Knowing exactly what he wanted to hear, Marlene demurred. “He tried,” she responded after a brief pause, “but I never did.”
Jack was triumphant, exclaiming, “I always knew the son of a bitch was lying.”
Marlene couldn’t resist a little bragging of her own. When she returned to her New York apartment, she was greeted by Maria’s husband, who was visiting. Before even saying hello, Marlene smiled victoriously, opened her bag, pulled out a pair of pink panties, and waved them at his nose. “Smell! It is him! The president of the United States! He … was … wonderful!” As Maria tells the story, she is quick to note that her husband immediately removed himself to a hotel.
Two months later, the president was assassinated in Dallas, and Dietrich mournfully sent notes and flowers to the family. Maria was crushed, remembering Jack’s long-ago kindnesses to her and “the youth he wore so well.” In the immediate aftermath of the assassination, she recalls, “my mother donned simple widow’s black, her face a white mask of personal sorrow, sat erect, her voice hushed and reverent as she repeatedly told of their last romantic encounter.”

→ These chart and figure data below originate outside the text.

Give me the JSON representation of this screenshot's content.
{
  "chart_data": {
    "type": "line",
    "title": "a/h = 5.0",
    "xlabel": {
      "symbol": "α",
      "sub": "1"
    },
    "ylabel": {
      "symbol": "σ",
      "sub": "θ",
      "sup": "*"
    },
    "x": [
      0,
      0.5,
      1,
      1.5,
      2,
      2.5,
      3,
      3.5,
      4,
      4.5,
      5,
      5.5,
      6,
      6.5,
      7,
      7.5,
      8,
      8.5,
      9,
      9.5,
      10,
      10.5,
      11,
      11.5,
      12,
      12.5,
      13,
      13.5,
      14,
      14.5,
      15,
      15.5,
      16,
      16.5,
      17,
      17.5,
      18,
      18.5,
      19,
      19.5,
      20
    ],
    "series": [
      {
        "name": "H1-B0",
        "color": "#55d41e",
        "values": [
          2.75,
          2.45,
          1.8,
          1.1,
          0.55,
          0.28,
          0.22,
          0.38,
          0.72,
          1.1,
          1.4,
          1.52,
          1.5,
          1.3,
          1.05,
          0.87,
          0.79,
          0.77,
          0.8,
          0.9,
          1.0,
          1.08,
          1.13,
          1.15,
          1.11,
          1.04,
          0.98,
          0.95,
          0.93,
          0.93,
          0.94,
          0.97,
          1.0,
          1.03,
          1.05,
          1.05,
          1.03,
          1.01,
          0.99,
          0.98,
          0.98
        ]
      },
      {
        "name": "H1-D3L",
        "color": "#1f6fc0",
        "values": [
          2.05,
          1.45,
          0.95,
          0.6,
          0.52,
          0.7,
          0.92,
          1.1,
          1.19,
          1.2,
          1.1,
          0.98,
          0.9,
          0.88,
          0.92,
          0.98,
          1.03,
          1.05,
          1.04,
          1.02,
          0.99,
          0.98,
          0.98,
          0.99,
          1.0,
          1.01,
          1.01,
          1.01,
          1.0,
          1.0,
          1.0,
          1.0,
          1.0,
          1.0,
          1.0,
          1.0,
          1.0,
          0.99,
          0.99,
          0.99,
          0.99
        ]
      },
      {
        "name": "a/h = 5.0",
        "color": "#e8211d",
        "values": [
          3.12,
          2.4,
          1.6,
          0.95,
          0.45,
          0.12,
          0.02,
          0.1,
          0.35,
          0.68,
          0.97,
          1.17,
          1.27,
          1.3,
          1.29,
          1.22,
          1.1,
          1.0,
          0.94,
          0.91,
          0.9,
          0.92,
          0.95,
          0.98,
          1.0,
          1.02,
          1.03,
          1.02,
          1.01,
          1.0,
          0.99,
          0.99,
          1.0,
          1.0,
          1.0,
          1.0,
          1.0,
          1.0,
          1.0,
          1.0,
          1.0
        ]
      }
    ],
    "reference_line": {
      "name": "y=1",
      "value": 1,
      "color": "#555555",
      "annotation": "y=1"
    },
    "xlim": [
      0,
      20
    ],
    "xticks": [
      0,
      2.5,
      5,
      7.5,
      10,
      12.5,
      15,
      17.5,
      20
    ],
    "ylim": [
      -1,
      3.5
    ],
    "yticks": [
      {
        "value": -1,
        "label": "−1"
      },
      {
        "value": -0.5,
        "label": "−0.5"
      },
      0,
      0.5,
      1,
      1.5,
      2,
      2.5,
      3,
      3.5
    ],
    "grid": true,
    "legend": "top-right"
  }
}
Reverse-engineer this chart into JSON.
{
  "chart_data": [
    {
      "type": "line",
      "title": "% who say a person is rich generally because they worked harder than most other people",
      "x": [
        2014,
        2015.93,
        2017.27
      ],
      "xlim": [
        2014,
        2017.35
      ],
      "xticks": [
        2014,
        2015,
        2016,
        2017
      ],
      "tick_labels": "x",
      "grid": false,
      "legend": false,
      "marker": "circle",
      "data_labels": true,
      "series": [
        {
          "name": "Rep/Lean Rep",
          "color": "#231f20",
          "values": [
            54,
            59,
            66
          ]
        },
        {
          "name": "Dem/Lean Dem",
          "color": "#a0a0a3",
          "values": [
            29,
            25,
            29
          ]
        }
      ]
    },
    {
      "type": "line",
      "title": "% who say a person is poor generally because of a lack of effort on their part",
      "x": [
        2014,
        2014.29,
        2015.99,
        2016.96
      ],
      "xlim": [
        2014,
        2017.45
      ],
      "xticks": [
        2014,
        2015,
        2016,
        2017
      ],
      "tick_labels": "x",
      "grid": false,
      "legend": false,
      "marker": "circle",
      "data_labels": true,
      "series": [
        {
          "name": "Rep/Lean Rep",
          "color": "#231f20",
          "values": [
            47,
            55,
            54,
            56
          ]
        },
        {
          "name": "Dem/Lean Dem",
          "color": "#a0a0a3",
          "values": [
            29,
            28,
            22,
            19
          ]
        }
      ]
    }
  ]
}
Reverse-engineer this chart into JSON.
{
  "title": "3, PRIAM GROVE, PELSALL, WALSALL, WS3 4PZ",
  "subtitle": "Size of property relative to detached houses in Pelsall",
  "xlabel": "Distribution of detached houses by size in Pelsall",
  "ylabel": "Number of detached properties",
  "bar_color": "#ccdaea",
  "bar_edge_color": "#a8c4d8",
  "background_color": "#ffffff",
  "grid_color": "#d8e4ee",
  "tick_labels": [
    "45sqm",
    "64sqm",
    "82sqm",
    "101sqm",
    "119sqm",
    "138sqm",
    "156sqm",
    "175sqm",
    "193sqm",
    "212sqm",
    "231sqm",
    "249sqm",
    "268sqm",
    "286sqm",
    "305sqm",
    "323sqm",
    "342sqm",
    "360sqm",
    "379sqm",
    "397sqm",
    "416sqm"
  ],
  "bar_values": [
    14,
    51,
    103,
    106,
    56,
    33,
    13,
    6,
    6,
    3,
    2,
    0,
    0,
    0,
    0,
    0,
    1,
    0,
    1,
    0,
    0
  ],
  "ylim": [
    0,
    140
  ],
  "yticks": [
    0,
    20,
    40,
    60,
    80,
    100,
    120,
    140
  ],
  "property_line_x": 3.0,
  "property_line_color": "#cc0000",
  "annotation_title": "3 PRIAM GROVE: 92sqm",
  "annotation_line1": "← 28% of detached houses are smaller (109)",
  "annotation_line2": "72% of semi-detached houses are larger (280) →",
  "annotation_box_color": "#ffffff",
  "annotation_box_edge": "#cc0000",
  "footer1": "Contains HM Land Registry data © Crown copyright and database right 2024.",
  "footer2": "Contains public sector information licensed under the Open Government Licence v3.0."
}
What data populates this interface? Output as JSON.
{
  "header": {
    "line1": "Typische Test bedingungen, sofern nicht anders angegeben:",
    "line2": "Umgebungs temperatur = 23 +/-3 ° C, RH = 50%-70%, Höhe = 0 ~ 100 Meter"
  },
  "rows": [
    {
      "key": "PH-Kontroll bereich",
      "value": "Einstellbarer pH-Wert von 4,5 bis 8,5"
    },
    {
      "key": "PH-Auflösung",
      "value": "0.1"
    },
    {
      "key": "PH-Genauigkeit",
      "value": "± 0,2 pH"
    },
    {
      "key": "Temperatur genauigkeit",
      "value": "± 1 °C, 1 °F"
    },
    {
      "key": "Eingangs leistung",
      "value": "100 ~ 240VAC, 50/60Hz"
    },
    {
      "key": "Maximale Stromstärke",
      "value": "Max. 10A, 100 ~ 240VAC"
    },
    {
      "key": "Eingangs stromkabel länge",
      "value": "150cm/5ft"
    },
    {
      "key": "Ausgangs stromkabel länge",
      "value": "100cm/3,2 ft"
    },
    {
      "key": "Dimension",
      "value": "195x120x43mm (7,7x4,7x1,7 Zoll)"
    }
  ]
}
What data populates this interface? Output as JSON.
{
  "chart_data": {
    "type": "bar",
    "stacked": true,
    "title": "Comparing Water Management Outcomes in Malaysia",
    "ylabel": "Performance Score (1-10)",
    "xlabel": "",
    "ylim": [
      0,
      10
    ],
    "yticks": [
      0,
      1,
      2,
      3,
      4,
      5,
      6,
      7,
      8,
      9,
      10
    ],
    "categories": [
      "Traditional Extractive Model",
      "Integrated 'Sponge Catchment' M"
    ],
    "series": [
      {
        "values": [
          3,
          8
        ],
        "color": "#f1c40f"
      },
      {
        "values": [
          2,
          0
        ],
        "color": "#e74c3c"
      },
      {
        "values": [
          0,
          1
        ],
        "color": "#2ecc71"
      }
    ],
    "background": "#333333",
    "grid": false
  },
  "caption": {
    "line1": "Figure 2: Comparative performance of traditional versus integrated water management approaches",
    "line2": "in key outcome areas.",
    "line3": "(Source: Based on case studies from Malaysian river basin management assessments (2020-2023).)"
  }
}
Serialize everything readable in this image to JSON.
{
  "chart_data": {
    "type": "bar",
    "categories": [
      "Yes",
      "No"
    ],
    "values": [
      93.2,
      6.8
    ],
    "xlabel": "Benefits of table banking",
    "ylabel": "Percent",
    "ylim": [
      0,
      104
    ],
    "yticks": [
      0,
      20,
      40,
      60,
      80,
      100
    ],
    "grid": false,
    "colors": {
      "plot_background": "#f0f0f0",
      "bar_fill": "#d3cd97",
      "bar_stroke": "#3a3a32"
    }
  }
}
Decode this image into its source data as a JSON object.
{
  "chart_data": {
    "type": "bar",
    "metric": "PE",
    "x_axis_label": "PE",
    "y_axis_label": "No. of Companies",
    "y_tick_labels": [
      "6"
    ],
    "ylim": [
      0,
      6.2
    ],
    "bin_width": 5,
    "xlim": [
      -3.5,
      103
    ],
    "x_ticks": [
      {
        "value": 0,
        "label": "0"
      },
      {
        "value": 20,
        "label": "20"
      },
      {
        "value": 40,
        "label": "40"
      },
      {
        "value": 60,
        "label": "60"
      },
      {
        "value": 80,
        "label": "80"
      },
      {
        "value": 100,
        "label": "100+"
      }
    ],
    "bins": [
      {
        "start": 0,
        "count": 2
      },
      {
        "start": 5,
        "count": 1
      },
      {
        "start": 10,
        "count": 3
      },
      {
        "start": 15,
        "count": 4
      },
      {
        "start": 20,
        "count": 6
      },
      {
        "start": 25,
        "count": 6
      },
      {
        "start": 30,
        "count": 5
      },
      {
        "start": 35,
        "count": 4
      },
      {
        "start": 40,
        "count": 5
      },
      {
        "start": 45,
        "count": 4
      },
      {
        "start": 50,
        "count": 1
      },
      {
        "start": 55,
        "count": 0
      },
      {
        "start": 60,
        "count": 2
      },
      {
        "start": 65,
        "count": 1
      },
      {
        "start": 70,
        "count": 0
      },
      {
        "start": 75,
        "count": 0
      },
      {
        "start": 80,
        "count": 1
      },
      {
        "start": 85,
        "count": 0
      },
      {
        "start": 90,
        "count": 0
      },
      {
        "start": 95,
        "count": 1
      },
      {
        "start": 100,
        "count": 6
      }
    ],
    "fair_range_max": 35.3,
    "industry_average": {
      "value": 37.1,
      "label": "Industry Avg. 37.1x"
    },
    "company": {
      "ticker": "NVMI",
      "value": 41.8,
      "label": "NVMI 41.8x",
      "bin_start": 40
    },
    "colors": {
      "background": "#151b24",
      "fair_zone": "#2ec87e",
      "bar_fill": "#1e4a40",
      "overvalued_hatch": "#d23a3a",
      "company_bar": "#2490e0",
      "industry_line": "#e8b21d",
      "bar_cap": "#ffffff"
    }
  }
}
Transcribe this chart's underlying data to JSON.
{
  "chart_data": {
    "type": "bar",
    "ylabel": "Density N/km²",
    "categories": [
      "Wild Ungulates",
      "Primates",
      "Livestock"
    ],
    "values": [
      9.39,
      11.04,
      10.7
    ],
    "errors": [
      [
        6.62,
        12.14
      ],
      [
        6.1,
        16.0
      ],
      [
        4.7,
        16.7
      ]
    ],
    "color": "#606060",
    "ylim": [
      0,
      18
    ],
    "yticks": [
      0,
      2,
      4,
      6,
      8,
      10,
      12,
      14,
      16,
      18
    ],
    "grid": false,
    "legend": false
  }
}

Six years later, on November 18, 1969, was on the short list of friends who received cables from Ted Kennedy, telling her of Joe’s passing at the age of 81, eight years after he had suffered a debilitating stroke. By this time, Marlene had endured a variety of ailments herself, and after her final film appearance, wearing a thick black veil in Just a Gigolo in 1978, she took to living behind closed doors in her Paris apartment, staying hidden even from her closest friends, keeping alive her unique brand of allure long past her death, in 1992.